Türkiye, bulunduğu konum itibarıyla Suriye merkezli yaşanan bölgedeki krizden en çok nasibini alan ülke. İkili ilişkilerdeki çatlaklar Suriye politikası konusunda yaşanan anlaşmazlıklardan kaynaklanıyor.
“Türkiye’nin son dönemlerde sahiplendiği olaylara, kefil olduğu ülkelere, kalkan olduğu örgütlere bir bakın; hepsi sorunlu” diyor Orta Doğu uzmanı Fehim Taştekin de ve ekliyor:
“Bu tablo Türkiye’nin üzerine yapışan kötücül etiketin iyice oturmasına hizmet ediyor.”
Her ne kadar sonradan düzeltme yapılsa da, Aralık 2017’de, ABD Ulusal Güvenlik Danışmanı Herbert Raymond McMaster’ın “Türkiye ve Katar radikal ideolojilerin yeni sponsorları” sözleri hafızalarda tazeliğini koruyor.
Türkiye bu etiketi, Suriye’de selefi-cihatçı örgütlere sürdürdüğü destekle kazandı. Ve tabii her koşulda Mısır’dan Suriye’ye, Tunus’tan Libya’ya kadar geniş bir alanda Müslüman Kardeşler’in hamisi kesilmesinin payı da büyük.
İktidara yakın en büyük medya olarak bilinen Sabah gazetesinin başyazarı Mehmet Barlas, biraz daha ileri giderek “Suriye’de ‘Muhalif gruplar’ diye terör örgütlerine verdiğimiz destekle hata yaptık” demişti yakın zamanda.
Taştekin, son dönemde Pakistan’la yakınlaşmaya da dikkat çekerek, “Pakistan bugün Türkiye’nin Suriye’de yaptığına benzer şekilde Afganistan’da yıllarca CIA’in aklı ve Suud’un parasıyla ‘cihatçı alternatifi’ destekledi” ifadesini kullanıyor.

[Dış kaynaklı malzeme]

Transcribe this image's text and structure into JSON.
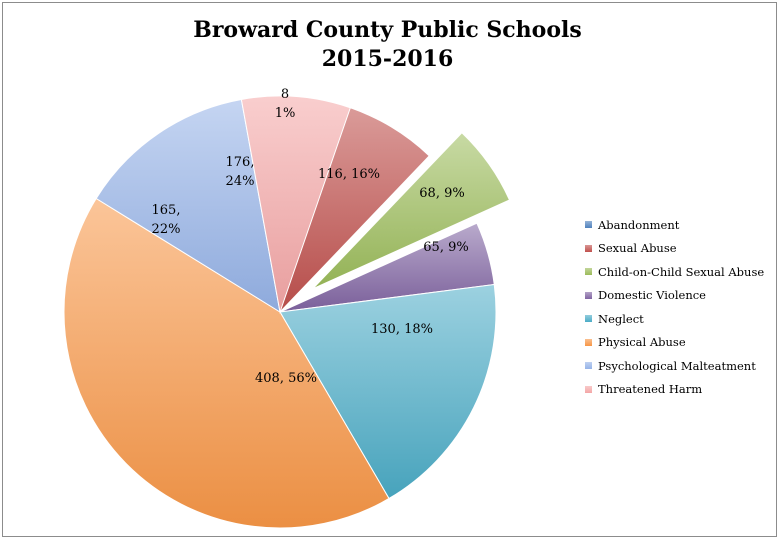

Ancak şimdi gelinen noktada ABD’nin Pakistan’a yardımları kesme tehditleri savurması ve terörle ilişkilendirmesini hatırlatıyor Taştekin ve “Bu örnekler Türkiye için neden önemli?” sorusuna cevap arıyor:
“Aynı ahlaksız senaryo Suriye’de tekrarlanıyor. ABD, IŞİD ve Nusra gibi örgütleri palazlandıran sürecin ana kumandasındayken şimdi faturayı yeni Osmanlı hayalleriyle ‘yataklık’ misyonunu büyük bir hararetle üslenmiş olan Türkiye’ye kesmeye çalışıyor. Sanırım Erdoğan, Pakistan’a bakıp Türkiye’nin geleceğini, Beşir’e bakıp kendi kaderini görüyor. O yüzden çekilmek ya da sıkı bir muhasebeyle hatalardan dönmek yerine yaklaşmakta olan son sahneye savaşarak gitmeye çalışıyor. Elbette bunun içerideki seçim hesaplarıyla da doğrudan ilgisi var.”
Ve son haftaların en büyük problemi İdlib…
Ankara, Nusra Cephesi’nin (Şam’ın Fethi) diğer selefi örgütlerle birlikte kurduğu Heyet Tahrir el Şam’ın (HTŞ) kontrol ettiği İdlib’de farklı bir gündemle hareket edebileceğini düşündü ilk başlarda.
Çatışmasızlık bölgesi oluşturma projesi, Astana sürecine katılanların siyasi çözümün birer parçası, katılmayanların terörle mücadelenin hedefi olmasını öngörüyor. Bu oldukça net bir hedef.
HTŞ açısından Türk askerine İdlib’te yeşil ışık yakılmasının iki koşulu vardı: Hedef Kürtler yani Afrin olacaktı, İdlib’i elinde tutan güçlere yönelik operasyon yapılmayacaktı.
Halbuki HTŞ, Astana sürecini reddeden El Kaide bağlantılı bir yapı olarak garantör ülkelerin güvencesi altında değil.
“Rusya ve İran Türkiye’yi kendi çizgilerinde tutabilmek için İdlib sahnesindeki bu numarayı yutmuş gibi yapabilir” görüşünü dile getiren Taştekin, “Ama günün sonunda o sahne karışacaktır” diyor ve Suriye ordusunun 24 saatte İdlib civarında 12 yeri HTŞ’den alıp Ebu Zuhur üssüne yaklaşmasını, Rusya ve İran büyükelçilerinin Dışişleri’ne çağrılarak Astana mutabakatının ihlal edildiğinin ikazının yapıldığını hatırlatıyor ve ekliyor:
“Bunun yaklaşan ‘kıyamet günü’ne bir faydasının olacağını sanmıyorum.”